Разумеется. Никто не мог и секунды прожить, чтобы не обновить свой статус, не выставить свое сальное довольное рыло, употребившее свежую порцию углеводов. Все были подписаны друг на друга, каждый мог превосходно слышать чужую немоту и обмениваться своими пустыми идеями. Ты ничего не знаешь, и я ничего не знаю — давай поговорим об этом! Снежным комом нарастала информация, только вот снег этот был желтым. Блоггеры писали про блоггеров, писавших о блоггерах, цитировались высказывания, повторяющие друг друга, новости создавались неизвестно откуда и пропадали в никуда, общения было так много, что социализация становилась рутиной.
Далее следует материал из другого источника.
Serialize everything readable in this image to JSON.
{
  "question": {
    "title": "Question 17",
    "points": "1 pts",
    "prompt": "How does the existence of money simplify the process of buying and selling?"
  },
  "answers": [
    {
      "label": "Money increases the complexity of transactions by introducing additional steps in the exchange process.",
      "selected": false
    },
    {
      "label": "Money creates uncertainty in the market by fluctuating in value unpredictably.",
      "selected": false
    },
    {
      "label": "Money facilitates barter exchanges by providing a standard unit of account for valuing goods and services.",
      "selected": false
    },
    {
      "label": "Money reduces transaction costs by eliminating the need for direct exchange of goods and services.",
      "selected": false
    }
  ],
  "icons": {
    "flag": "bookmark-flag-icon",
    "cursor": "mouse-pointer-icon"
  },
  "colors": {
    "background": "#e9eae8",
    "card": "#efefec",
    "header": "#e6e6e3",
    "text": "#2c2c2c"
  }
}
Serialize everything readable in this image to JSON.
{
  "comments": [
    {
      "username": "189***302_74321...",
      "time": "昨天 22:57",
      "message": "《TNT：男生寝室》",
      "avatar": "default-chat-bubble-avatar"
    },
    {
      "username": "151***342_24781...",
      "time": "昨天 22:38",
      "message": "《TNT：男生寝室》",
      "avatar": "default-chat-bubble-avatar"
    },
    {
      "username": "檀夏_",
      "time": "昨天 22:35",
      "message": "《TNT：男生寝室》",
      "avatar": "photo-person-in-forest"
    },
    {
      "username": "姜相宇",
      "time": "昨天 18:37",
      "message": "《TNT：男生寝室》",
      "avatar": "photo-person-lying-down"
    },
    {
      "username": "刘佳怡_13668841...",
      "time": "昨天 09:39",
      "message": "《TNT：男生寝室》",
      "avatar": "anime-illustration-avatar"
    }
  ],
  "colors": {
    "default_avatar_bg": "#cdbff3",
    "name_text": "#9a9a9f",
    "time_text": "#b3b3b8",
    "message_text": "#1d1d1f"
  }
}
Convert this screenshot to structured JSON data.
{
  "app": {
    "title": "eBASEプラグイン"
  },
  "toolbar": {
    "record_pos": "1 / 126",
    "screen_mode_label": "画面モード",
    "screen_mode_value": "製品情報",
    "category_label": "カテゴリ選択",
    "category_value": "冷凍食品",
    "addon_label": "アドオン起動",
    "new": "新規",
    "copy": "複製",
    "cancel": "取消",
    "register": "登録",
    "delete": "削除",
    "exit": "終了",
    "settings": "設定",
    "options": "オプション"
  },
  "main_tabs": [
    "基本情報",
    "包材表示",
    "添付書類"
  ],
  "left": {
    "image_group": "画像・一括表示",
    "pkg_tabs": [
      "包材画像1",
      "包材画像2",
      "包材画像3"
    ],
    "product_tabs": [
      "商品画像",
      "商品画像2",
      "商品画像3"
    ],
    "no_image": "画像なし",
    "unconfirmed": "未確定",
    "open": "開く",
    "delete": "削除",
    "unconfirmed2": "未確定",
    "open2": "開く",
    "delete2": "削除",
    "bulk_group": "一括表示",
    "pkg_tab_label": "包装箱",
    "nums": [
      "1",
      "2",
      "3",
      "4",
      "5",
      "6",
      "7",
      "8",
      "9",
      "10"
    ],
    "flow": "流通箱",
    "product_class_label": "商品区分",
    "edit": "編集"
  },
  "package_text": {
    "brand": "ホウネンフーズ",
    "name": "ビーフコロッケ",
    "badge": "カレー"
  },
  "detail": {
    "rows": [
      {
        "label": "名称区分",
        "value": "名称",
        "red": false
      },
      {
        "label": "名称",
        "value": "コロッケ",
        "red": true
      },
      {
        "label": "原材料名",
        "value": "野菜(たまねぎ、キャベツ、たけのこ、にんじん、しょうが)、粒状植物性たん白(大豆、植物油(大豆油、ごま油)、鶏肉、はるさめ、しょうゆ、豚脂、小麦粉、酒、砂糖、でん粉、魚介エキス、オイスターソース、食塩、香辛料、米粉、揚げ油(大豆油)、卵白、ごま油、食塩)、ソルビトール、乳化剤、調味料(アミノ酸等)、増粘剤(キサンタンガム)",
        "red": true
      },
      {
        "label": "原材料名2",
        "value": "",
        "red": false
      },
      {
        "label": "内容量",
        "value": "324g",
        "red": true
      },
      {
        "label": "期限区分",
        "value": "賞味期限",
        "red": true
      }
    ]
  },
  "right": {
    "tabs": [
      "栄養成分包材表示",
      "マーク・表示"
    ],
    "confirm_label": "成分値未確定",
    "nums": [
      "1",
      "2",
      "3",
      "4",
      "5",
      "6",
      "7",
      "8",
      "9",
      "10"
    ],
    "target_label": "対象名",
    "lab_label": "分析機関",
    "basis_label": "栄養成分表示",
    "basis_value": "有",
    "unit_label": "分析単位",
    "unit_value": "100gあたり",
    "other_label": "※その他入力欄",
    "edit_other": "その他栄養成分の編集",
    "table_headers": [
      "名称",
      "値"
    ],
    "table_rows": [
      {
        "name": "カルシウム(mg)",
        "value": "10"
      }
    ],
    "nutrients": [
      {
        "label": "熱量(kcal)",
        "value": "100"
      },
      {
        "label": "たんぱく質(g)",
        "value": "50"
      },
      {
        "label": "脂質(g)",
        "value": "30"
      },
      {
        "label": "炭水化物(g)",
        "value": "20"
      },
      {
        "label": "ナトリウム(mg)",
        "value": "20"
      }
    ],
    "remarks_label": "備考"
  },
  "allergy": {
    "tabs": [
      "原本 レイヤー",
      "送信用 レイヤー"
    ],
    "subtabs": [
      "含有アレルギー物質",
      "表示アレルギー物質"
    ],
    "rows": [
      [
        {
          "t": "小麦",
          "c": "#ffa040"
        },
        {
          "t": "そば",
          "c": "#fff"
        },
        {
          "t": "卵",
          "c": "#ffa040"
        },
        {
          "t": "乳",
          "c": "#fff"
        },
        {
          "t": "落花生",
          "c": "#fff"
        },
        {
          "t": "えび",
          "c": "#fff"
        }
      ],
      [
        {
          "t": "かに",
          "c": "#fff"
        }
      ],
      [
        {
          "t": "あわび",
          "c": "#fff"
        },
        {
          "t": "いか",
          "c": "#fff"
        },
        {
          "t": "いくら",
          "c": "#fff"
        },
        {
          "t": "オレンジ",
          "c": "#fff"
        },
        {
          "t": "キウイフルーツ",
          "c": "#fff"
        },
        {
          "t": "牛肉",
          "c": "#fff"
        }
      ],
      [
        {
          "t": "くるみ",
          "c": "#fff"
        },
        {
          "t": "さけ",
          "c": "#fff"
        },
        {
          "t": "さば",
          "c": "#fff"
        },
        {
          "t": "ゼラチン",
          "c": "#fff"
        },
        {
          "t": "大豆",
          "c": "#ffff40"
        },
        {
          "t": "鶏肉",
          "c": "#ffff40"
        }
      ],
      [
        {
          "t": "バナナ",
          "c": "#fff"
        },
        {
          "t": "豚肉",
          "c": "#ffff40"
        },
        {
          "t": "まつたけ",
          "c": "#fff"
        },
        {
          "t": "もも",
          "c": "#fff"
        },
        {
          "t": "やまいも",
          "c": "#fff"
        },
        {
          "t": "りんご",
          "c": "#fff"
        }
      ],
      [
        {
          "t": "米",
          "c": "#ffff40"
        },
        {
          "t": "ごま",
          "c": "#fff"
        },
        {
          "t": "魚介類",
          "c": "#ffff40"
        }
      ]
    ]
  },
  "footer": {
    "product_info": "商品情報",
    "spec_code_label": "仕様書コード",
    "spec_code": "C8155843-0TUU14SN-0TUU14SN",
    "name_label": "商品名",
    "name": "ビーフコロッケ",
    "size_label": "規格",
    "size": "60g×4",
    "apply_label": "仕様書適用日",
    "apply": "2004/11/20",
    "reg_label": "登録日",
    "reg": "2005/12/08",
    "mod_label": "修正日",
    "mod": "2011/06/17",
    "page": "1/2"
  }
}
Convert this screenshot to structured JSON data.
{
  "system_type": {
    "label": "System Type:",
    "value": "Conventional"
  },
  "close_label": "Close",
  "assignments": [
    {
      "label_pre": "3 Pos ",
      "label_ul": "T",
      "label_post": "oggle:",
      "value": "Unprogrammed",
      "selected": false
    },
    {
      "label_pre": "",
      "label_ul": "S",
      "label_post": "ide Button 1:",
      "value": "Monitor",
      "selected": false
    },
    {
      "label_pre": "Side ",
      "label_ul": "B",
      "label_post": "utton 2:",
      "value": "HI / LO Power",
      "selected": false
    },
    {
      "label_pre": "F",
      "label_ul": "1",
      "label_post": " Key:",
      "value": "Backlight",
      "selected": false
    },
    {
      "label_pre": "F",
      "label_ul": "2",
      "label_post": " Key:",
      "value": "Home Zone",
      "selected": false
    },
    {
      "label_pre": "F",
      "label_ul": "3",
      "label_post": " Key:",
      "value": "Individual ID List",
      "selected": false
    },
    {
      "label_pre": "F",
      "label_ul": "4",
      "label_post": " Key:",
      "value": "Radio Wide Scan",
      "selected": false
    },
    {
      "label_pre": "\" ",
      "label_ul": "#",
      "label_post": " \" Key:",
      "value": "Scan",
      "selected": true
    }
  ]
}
Рабочие места людей для людей, занятых обсасыванием (или «техподдержкой») всего этого, плодились, как бактерии в кишках дохлой собаки. Суперсовременные телефоны и планшеты уходили в прошлое — теперь даже без рук можно было кататься на этом велосипеде цифр и сигналов. Только вот оказалось, что это никакой не велосипед, а крутил ты педали в деньгокачательной динамо-машине. Я надеюсь, всем теперь понятно, кто пролоббировал отмену запретов на все виды оружия. Постепенно эти корпорации становились все жирнее и отмороженнее, им надо было расширять рынки сбыта, а также искать себе рабочую силу еще дешевле, сегрегация становилась все хлеще и хлеще, никто не хотел работать руками, никто ничего не знал, все слепо верили тому, что пишут «независимые» источники в Сети, уже не надо было двигать руками, чтобы управлять этими марионетками — и все вот эти разрозненные события привели к войнам.

Ты воевал?

Да. Я верил — тогда верил — что сражаюсь ради будущих поколений, что мои друзья умирают ради чего‑то светлого, мягкого и теплого, что я убиваю мерзавцев, а мы — герои. На самом же деле толпы сопляков с одной стороны стреляли в таких же сопляков с другой.

Ты технофоб?

Нет. Техника не делает людей поверхностными и жадными эгоистами, просто поверхностные и жадные эгоисты — ее главный потребитель, который и диктует моду. На уровне и спроса, и предложения. Машины не настолько умные, чтобы как‑то изменить тебя. Все дело лишь в том, что все стремятся забить поглотившую их пустоту. Думают за тебя. Как часто вы спрашиваете себя «зачем мне это?», «какая мне от этого польза?», «нужно ли это на самом деле?». Тебе просто говорят: «Бери!». А ты спрашиваешь «Сколько с меня?». И так повсюду: информация, искусство, технологии, половые партнеры, наркотики, импланты.

У всех импланты?

Практически. Но больше денег этим компаниями приносят технонаркотики — точнее «стимуляторы и тонизирующие средства для поддержки функционирования имплантированных улучшений». В народе — «тоники».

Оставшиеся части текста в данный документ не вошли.